Limites du microcrédit
Les taux d’intérêt des prêts de microcrédit sont généralement plus élevés que les taux d’intérêt traditionnels, avec une moyenne mondiale de 37%. Or, les bénéficiaires de microcrédit, du fait de leur faible niveau de revenu, ne peuvent se tourner vers d’autres alternatives traditionnelles et subissent les taux d’intérêts agressifs de certaines institutions de microfinance. En conséquence, les emprunteurs doivent rembourser des montants plus importants. Si ces taux d’intérêt élevés ne sont pas pris en compte dans le calcul de la capacité de remboursement de l’emprunteur, cela peut entraîner des difficultés financières et un risque de surendettement. Malgré cela, le taux de remboursement des emprunteurs de microcrédit atteint 95%
Enfin, certaines activités de microcrédit ont été critiquées pour leur détournement potentiel de fonds destinés à des programmes humanitaires.

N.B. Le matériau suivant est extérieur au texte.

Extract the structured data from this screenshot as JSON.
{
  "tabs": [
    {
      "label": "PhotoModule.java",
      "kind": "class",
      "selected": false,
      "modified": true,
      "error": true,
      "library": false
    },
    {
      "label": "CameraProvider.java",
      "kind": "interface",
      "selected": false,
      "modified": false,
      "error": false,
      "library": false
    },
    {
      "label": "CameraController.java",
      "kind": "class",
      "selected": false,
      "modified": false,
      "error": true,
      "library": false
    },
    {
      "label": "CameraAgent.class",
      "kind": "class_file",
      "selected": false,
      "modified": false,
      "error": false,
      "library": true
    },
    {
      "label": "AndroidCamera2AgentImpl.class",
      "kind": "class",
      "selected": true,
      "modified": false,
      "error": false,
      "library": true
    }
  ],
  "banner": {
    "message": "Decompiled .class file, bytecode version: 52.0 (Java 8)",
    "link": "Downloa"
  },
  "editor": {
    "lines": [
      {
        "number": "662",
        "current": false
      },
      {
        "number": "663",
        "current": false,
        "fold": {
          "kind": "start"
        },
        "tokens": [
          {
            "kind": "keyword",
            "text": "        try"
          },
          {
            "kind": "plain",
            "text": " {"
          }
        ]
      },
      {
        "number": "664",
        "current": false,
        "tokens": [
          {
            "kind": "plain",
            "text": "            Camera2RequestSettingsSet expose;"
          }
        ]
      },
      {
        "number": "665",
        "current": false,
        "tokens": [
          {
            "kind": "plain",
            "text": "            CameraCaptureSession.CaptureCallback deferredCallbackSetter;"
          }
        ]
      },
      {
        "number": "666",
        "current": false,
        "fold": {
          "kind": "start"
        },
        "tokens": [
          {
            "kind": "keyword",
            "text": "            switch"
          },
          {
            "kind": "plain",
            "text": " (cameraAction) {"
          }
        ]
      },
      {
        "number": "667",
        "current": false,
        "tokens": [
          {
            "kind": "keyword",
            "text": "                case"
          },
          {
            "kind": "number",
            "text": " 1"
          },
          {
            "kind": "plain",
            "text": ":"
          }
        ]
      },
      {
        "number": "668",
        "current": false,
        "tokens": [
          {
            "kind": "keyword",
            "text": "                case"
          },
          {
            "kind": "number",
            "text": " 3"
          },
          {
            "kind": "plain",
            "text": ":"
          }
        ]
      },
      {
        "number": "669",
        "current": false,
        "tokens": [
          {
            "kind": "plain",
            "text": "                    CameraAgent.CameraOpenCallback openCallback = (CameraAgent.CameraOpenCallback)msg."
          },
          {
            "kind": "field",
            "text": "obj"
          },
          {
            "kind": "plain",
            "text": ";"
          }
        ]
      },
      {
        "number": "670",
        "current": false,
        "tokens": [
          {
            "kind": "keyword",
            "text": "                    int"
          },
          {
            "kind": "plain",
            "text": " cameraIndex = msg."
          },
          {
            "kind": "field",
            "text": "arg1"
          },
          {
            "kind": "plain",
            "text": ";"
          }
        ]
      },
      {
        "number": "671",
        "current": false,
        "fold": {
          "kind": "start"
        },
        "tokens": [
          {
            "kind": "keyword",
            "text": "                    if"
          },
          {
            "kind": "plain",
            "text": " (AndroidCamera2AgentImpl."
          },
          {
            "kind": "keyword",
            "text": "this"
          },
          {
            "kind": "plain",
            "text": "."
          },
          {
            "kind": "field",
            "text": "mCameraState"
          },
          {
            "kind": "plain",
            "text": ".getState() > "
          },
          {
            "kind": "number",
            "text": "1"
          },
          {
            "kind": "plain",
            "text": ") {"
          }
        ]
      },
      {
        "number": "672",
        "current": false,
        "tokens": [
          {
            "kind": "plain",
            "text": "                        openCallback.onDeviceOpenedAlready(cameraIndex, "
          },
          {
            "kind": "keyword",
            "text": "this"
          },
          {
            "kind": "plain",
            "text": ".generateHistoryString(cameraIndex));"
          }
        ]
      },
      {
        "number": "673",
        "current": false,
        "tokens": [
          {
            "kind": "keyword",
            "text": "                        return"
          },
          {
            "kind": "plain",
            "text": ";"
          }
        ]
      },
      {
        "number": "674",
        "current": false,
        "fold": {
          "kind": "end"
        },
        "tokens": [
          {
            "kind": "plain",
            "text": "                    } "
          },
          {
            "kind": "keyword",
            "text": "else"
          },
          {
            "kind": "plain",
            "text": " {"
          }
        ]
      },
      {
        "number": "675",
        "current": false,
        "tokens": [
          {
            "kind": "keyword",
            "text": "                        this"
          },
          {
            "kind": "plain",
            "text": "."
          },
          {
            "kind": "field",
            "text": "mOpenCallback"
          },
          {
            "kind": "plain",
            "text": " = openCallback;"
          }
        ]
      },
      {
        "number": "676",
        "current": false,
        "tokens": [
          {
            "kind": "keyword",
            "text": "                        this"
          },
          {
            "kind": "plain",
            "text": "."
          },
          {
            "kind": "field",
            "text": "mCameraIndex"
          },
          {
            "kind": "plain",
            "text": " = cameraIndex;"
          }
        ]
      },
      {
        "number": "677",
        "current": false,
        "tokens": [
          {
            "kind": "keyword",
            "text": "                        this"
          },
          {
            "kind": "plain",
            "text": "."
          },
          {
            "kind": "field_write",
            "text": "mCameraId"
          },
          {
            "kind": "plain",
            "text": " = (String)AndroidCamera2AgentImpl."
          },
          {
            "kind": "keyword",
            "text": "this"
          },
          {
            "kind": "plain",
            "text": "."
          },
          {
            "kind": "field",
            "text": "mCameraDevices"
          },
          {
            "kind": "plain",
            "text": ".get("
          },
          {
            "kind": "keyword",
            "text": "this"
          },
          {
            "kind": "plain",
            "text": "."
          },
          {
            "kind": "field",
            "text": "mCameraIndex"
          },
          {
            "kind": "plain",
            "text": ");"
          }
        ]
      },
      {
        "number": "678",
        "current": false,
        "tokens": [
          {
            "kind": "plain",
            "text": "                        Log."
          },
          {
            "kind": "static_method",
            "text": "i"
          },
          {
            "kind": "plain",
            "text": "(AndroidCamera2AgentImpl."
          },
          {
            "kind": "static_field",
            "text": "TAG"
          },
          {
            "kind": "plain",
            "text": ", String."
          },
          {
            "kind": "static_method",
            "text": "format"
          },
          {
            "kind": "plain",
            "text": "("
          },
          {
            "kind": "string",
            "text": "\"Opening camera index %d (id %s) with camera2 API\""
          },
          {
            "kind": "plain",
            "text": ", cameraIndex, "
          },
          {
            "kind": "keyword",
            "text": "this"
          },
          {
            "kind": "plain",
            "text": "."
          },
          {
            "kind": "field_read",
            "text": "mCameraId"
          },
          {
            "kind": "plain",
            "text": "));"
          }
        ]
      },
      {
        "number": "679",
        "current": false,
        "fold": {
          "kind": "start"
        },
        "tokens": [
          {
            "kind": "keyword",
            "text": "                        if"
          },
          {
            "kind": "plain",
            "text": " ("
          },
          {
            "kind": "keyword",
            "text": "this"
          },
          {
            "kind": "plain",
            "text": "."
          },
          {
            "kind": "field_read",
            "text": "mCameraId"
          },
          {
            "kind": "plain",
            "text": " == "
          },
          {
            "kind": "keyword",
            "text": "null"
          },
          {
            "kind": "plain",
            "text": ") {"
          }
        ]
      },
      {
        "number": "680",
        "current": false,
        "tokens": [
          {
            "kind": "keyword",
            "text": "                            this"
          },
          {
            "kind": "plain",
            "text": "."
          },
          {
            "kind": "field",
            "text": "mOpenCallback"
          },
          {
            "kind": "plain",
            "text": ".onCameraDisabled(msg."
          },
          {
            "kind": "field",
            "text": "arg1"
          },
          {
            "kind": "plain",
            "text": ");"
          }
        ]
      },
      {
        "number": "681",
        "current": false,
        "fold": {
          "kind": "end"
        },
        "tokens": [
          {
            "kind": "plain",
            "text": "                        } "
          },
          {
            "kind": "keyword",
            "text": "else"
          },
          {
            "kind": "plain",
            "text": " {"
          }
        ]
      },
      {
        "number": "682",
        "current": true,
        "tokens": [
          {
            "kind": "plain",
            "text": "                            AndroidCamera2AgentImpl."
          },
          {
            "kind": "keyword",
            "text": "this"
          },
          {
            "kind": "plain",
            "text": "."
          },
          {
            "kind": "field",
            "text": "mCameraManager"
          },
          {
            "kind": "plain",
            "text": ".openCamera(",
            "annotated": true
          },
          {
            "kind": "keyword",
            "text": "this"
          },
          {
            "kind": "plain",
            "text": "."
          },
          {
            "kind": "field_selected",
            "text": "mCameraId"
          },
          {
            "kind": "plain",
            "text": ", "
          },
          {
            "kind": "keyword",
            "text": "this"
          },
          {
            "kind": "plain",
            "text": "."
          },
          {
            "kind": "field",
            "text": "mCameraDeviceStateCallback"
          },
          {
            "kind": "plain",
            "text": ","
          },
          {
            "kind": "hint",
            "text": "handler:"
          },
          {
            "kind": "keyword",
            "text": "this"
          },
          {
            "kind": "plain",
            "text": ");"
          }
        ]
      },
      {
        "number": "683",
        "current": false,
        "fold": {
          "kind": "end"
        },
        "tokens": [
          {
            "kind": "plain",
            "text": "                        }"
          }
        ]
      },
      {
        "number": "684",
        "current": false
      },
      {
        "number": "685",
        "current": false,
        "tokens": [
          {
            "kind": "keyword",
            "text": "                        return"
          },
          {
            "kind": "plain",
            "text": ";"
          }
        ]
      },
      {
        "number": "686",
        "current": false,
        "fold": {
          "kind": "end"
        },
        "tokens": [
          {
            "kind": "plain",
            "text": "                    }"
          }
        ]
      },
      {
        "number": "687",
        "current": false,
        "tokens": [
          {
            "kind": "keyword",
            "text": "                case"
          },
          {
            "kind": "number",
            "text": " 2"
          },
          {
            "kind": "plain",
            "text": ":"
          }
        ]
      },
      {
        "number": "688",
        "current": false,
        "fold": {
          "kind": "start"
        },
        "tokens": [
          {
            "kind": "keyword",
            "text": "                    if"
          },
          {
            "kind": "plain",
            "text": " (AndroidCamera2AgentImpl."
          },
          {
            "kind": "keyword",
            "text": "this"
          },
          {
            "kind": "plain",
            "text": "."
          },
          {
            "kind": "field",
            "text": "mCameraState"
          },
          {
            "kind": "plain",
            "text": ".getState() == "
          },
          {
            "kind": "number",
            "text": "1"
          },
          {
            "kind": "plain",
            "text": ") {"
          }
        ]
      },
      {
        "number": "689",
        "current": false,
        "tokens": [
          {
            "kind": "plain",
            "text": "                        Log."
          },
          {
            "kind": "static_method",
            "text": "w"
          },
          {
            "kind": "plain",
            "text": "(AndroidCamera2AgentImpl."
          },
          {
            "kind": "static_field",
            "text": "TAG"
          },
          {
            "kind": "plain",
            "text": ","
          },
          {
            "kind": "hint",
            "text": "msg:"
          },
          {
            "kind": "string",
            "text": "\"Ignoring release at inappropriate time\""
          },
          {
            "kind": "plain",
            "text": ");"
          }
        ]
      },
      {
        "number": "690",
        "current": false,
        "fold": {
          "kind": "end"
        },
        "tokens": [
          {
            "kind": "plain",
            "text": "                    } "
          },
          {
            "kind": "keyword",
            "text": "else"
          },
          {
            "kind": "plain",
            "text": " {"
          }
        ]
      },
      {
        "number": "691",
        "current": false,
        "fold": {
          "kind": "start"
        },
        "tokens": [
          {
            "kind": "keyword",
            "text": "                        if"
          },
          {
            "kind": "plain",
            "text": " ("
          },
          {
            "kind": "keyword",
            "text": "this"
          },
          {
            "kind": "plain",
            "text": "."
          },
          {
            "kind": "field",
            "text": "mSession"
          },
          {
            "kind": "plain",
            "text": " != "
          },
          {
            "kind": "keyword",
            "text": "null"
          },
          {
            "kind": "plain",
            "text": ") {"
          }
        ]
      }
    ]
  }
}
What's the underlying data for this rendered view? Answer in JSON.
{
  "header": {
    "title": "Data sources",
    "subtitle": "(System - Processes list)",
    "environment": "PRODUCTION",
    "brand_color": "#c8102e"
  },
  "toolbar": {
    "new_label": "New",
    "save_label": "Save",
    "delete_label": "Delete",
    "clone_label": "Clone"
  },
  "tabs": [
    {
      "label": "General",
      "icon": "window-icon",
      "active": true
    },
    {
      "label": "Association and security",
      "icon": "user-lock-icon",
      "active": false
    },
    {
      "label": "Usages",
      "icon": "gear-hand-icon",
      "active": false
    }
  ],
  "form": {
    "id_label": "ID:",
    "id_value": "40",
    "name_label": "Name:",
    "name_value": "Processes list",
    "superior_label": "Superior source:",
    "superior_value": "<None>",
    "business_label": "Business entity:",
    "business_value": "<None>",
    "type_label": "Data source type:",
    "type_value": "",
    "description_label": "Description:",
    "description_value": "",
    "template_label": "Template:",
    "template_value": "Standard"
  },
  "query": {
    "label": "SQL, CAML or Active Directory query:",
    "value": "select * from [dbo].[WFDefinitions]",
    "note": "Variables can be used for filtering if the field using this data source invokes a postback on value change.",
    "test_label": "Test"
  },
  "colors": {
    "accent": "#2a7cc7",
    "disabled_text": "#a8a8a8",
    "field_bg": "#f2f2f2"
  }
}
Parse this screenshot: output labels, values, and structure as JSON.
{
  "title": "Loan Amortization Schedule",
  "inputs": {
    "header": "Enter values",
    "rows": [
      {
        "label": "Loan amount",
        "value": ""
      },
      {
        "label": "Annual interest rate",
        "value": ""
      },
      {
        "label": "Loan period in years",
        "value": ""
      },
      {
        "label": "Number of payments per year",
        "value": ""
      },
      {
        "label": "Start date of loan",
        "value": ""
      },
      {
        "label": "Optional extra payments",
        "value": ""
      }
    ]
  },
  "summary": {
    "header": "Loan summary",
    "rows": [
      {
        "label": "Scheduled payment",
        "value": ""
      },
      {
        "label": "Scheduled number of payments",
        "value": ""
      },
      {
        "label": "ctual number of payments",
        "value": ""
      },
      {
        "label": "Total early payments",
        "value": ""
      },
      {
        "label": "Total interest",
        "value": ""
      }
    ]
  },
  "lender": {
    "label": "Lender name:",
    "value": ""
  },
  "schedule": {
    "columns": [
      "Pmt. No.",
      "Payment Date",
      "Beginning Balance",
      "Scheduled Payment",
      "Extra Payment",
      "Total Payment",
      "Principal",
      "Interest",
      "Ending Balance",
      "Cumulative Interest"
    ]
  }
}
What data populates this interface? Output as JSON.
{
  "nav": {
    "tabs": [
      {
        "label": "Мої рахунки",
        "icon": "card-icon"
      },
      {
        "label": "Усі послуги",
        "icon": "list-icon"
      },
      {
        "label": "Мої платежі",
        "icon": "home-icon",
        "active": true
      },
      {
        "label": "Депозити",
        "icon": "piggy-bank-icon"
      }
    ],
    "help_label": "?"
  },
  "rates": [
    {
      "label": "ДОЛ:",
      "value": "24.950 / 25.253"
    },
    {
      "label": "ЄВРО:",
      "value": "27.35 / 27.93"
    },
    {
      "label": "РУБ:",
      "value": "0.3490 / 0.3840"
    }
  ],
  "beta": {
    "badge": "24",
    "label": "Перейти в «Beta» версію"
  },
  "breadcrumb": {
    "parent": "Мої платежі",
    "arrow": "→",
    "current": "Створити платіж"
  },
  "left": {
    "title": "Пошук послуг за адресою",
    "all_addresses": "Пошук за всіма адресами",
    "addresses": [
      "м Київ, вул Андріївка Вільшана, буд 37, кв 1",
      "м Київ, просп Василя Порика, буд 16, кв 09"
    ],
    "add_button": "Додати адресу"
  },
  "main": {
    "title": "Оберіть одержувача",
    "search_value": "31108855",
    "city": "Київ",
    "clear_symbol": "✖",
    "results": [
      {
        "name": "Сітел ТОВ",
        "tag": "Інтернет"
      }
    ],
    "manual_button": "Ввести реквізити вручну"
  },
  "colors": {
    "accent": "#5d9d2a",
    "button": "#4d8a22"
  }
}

En outre, plusieurs études ont démontré que les effets sur le développement économique et l’autonomisation des femmes étaient bien moins importants que ce qui est généralement soutenu.

Sources
Barkemeyer, R. (2022, mars 29). Business, CSR & International Development: Poverty alleviation [pdf].
Guérin I. (2015), La microfinance et dérives. Emanciper, discipliner ou exploiter?, Paris, Demopolis, 2015.
Microcrédit. (2023, May 25). In Wikipedia . https://fr.wikipedia.org/wiki/Microcrédit
Prahalad, C. K., Prahalad, C. K., Fruehauf, H. C., & Prahalad, K. (2005). The Fortune at the Bottom of the Pyramid . Wharton School Pub.